Co-Simulation and Data-Driven Based Procedure for Estimation of Nodal Voltage Phasors in Power Distribution Networks Using a Limited Number of Measured Data

Abstract

The paper studies the framework for the application of computational intelligence methods used for estimations in the distribution power system when a decreased number of measured data is present. Due to the lack of all measured data, the estimation of the distribution power system state is very challenging. The paper studies the application of the artificial neural network and metaheuristic optimization in synergy to solve the voltage phasors estimation problem. The proposed method uses a metaheuristic optimization technique to find virtual input data for the physical model of the network.

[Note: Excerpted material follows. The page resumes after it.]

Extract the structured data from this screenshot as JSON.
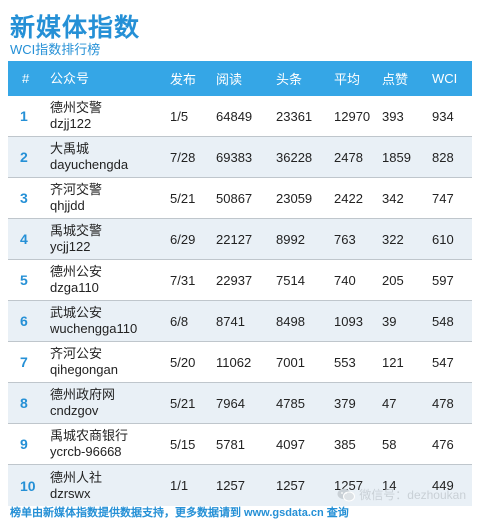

The presented framework is based on the usage of different computational tools in co-simulation configuration. The research output is the proposed co-simulation setup for the estimation in the distribution power system using a decreased and limited number of available measured data. The estimation procedure was applied on four test distribution networks to validate the presented approach. The maximal estimation errors in voltage magnitudes and angles, using the proposed setup, are below 1.75% and 1∘, respectively, without considering the measurement errors. When the measurement errors are taken into account, the proposed procedure estimates voltage magnitudes and angles with errors below 2.5% and 1.4∘, respectively. In the scenario considering the consumers’ load shape, including the uncertainty range of 20%, the maximal estimation errors are below 1% for magnitude and 0.45∘ for the angle taking the measurement errors in the range of 2% into account.